Are you currently caring for seniors in your family? If you have a parent who lives alone or in your home, you know that it can be a challenge to provide the daily resources that he or she needs. This issue is often complicated for many adult children by the fact that as many as 75% of seniors who require assisted living have two or more chronic illnesses and conditions and 40% need assistance with three or more daily tasks (e.g. eating, dressing, taking medications, etc.).

If you are in this situation, it is absolutely crucial to find a facility that recognizes individual needs when caring for seniors. However, the first step in some families is broaching the subject of assisted living, especially if your parent is resistant to the idea. Once you’ve decided that a senior care facility is the best option for your parent, here are some ways you can begin discussing this idea:

 1.Meet one-on-one to address your concerns.

Having an entire intervention with the whole family could make your parent feel powerless in the decision to enter assisted living, and this can trigger defenses. Instead, talk to your mom or dad one-on-one in order to bring up the topic. Because assisted senior living may not be something your parents have considered before, you may want to bring it up and let them think on it for a little while on their own.

2.Explain your reasoning with clear examples.

Some senior parents may not understand why you would suggest elder care for them, so it’s important to back up your recommendation with evidence that they need it. If your parent experienced a fall and injury, or if he or she lives alone and has had difficulty with daily tasks, these are good examples to bring up in conversation.
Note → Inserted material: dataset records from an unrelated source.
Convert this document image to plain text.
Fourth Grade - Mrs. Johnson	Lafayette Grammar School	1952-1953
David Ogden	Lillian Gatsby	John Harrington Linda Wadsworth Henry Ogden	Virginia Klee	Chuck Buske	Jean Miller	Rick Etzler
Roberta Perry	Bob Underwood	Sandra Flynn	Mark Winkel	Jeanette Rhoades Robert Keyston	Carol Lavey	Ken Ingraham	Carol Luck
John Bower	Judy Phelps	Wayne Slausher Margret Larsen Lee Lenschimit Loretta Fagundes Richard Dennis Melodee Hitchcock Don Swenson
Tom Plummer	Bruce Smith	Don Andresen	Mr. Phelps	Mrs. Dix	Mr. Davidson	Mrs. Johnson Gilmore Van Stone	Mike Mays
Living alone is a significant risk for many elderly people, and it can increase the likelihood of depression in seniors, too. Therefore, if aging in place is hazardous to your parent’s physical or mental health, the social community aspect of senior living may be another reason to make the move.
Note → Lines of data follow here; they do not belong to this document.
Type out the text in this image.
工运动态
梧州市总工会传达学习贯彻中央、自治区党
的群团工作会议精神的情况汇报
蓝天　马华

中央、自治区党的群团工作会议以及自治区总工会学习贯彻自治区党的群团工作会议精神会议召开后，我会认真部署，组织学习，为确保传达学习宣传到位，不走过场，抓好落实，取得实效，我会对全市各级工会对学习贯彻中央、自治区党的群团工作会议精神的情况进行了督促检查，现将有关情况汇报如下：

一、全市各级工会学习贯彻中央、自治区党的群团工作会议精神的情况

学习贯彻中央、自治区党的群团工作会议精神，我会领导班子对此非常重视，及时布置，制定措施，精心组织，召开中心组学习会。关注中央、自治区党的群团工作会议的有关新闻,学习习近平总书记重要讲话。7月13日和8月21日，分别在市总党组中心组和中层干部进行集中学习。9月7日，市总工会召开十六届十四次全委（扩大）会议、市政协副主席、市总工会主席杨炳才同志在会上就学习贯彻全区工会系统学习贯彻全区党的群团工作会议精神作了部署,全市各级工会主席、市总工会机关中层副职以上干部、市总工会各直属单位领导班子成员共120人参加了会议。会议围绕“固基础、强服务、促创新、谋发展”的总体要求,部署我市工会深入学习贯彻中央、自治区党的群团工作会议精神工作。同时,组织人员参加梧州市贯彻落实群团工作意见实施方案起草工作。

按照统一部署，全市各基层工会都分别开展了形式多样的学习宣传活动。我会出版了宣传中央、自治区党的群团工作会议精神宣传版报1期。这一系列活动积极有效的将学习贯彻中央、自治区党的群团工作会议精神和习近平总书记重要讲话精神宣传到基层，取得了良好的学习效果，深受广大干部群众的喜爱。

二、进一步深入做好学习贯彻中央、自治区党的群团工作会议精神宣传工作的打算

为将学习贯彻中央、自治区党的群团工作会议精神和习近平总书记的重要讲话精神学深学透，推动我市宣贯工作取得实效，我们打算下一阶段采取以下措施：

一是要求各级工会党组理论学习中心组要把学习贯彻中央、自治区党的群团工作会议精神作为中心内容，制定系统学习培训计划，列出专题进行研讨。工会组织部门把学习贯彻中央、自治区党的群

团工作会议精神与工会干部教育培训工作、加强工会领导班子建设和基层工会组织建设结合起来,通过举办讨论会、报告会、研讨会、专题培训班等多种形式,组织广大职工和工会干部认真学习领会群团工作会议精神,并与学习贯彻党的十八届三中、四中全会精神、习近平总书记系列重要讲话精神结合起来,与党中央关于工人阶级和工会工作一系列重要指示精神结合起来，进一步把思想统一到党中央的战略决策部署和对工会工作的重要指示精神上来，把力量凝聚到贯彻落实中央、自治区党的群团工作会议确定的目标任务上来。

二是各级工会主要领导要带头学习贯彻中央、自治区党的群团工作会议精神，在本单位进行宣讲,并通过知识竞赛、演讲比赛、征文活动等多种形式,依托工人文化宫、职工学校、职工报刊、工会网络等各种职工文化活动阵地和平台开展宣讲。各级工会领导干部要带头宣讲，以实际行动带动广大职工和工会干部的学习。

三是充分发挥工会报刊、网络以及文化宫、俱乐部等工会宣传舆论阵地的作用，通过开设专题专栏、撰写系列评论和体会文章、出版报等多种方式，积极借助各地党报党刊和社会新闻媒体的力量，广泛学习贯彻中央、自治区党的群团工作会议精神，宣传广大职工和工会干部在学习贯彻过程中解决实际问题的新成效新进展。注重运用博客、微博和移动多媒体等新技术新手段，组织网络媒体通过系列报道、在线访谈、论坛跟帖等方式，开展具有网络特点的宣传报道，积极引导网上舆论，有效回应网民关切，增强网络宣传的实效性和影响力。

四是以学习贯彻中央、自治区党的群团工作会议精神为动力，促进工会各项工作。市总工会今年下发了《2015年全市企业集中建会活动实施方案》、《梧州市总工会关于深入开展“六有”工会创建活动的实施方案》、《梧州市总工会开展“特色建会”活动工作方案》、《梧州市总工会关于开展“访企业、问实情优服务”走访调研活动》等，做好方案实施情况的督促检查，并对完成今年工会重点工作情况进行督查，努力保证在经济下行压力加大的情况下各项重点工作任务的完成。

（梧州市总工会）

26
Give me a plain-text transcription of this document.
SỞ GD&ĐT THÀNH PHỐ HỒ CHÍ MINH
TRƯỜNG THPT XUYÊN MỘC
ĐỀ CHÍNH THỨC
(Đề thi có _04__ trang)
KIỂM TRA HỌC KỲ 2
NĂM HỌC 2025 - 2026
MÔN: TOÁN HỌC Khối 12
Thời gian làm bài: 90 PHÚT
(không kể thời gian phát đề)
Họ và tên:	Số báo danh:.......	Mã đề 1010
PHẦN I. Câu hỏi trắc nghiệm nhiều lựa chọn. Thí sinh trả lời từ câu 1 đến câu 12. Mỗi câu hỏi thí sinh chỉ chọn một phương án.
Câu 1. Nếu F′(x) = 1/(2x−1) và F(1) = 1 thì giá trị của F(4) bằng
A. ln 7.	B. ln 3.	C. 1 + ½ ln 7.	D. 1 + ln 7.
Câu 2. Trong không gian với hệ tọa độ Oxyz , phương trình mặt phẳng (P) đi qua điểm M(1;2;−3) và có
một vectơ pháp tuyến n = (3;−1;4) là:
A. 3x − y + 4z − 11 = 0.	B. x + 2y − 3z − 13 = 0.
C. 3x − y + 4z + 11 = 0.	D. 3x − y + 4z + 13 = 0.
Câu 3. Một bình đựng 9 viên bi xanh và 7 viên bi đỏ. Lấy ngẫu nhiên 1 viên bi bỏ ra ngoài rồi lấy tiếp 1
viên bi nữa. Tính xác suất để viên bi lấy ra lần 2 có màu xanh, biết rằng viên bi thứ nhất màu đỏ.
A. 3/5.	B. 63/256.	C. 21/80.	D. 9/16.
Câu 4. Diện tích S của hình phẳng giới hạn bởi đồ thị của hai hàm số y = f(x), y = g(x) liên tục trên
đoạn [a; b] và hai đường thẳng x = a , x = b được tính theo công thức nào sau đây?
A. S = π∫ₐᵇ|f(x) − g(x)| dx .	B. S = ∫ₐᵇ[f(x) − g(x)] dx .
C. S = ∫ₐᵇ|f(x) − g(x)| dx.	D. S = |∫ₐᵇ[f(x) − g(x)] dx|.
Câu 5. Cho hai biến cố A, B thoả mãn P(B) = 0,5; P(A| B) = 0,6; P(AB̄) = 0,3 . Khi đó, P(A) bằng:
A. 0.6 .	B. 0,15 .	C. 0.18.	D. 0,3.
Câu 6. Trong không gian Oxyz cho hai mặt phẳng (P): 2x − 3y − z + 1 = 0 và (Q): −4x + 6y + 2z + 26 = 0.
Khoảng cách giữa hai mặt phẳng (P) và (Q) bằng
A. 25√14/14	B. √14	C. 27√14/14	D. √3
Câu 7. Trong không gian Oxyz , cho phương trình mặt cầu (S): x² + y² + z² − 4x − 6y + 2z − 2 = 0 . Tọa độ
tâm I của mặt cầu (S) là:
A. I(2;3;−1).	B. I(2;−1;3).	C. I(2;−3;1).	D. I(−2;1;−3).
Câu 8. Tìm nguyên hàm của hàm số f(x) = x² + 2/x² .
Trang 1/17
3.Explore senior care options together in honest discussions.

There are many options to choose from when it comes to facilities specializing in caring for seniors, from independent community living to assisted living with 24/7 care. Currently, there are over one million seniors in assisted living, and the options are just as diverse as the residents and their needs. Talk to your parent about the type of care they may need, whether it’s behavioral or memory care for seniors or it’s an active lifestyle they seek in a vibrant elder care community.

4.Visit a senior living community together.

Your mother or father may not know exactly what to look for in a senior care facility, and he or she may even be nervous about visiting alone. When you visit together, you can both have the ability to observe the staff and residents and ask questions about the level of care provided. A visit to a senior community is crucial before finalizing any decisions.

Remember, there are resources available to aid you in this decision, and a professional may be able to give your parent the final push toward comprehensive senior care.